Pre the cablegate deluge but as recently as 25 November I wrote about the necessity to move towards more openness in foreign policy and the conduct of international relations, but five days later ventured the view that the random nature and scope of the Wikileaks cable dump had changed the environment for the worse for discussion here of open government generally, whistleblower protection, and the reconsideration of our messy statute book with 500 plus secrecy provisions in Federal laws, particularly s 70 of the Crimes Act.You can add journalists' shield laws, already slowed in passage through parliament by discussion of who is a journalist, to the list. Perhaps even government copyright.
Medcalf's "Bad for freedom of information" comments are on the likely tightening effect on information sharing within government but he adds that restrictions on providing sensitive information to the media and the public could well be tightened.
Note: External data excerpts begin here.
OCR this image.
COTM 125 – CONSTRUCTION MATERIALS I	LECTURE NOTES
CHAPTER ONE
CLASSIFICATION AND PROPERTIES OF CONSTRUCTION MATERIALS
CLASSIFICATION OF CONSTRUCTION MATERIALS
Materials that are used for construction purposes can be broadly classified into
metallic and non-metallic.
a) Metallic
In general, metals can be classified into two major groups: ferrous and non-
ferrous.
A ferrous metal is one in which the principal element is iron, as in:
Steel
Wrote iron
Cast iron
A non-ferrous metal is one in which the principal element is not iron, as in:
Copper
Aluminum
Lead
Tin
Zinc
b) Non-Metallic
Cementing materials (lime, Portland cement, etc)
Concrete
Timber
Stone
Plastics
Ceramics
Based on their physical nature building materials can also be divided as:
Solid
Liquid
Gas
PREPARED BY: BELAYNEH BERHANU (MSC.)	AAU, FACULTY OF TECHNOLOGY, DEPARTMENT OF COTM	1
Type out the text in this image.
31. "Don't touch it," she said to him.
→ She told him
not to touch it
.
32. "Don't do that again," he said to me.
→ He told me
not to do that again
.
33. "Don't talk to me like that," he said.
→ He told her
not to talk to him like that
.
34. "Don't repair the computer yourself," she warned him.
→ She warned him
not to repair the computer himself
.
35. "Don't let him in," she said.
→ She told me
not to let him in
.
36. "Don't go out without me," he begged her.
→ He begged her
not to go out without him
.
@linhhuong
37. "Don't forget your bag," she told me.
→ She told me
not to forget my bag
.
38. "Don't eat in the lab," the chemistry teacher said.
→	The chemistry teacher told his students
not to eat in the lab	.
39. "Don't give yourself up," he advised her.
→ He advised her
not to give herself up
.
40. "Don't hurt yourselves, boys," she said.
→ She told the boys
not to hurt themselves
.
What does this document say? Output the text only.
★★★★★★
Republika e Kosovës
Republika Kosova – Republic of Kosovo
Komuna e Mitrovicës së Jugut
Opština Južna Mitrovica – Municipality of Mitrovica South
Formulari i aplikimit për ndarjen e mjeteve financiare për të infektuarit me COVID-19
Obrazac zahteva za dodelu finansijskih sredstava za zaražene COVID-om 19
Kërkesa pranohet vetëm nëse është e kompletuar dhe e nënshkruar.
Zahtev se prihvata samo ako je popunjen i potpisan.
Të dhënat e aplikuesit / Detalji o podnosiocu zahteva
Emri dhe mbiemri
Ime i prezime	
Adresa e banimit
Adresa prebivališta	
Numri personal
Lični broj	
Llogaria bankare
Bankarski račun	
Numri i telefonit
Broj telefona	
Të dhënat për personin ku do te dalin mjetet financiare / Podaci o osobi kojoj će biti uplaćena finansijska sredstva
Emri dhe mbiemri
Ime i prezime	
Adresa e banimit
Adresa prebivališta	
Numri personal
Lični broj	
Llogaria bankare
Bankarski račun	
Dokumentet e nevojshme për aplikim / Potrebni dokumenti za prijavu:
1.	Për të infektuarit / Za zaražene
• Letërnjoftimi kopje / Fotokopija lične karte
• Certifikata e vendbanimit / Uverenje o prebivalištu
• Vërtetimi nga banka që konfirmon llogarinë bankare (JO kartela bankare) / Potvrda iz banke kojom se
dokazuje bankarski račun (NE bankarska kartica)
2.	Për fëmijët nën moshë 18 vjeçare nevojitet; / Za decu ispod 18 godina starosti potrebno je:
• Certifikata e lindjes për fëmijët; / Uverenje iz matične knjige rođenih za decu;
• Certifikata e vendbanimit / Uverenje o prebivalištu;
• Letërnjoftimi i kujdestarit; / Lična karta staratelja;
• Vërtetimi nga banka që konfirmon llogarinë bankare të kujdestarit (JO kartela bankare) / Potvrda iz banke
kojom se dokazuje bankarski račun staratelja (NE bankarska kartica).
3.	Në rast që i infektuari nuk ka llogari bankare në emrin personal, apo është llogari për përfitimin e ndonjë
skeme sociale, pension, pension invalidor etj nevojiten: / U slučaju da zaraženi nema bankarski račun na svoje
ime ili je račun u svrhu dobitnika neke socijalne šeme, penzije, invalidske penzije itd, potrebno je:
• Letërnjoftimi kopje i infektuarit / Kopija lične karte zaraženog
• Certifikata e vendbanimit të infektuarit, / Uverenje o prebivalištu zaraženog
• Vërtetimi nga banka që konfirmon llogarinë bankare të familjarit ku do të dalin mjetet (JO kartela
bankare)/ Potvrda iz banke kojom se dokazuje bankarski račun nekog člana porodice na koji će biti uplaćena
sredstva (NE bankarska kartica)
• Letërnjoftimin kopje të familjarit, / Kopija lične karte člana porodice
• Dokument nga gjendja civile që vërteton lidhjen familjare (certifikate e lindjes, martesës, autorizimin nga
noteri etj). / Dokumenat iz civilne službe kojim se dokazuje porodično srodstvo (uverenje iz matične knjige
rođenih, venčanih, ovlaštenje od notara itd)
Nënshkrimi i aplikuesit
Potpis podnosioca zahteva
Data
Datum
Collins on this topic acknowledges there is a culture of over-classification among many Western governments, including our own, but ventures some positives from FOI act and Gov 2.0 developments:
"Yet the wholesale changes wrought on our FoI system, the introduction of the Information Commissioner and the powerful push for open licensing of public sector information will make unnecessary classification progressively more difficult. No doubt, there will be abuses, but if those seeking information and those administering it play fair, we will end up in a measurably better position than we were before. With more a more open view of the way government works, citizen satisfaction with how informed they are could act as a deterrent to unwanted information exposures."
The Freedom of information Act exemptions of most relevance in this field remain unchanged despite the positives referred to in legislation that came into effect on 1 November. A blanket exemption applies to information communicated in confidence by a foreign government, or that would or could be expected to cause damage to security, defence or international relations. (s 33) There is no public interest balancing or any other test required.
The protection extends to information that at the time sought is in the public domain in Australia or elsewhere, and regardless of whether the foreign government concerned still regards it as sensitive. No public interest, including justice to an individual as might arguably be relevant in several cases brought by Dr Haneef, trumps the fact that the parties involved agreed it was information communicated in confidence.
We haven't got the balance right on this one, or on the other elements of s 33 where any expectation of damage no matter how trivial prevails over any public interest no matter how significant.
Apart from these exemption issues, Australian intelligence agencies are exempt from the FOI act in all respects, something countries such as the US and NZ haven't thought necessary (up to now at least).
There are some FOI positives resulting from changes from 1 November to the public interest test that should mean more public access to internal consideration of matters of foreign policy and international relations interest-as long as the thresholds referred to above aren't breached-and depending on how DFAT interprets and applies the law.
The mood and appetite for further necessary change, for the moment at least, ain't what it was.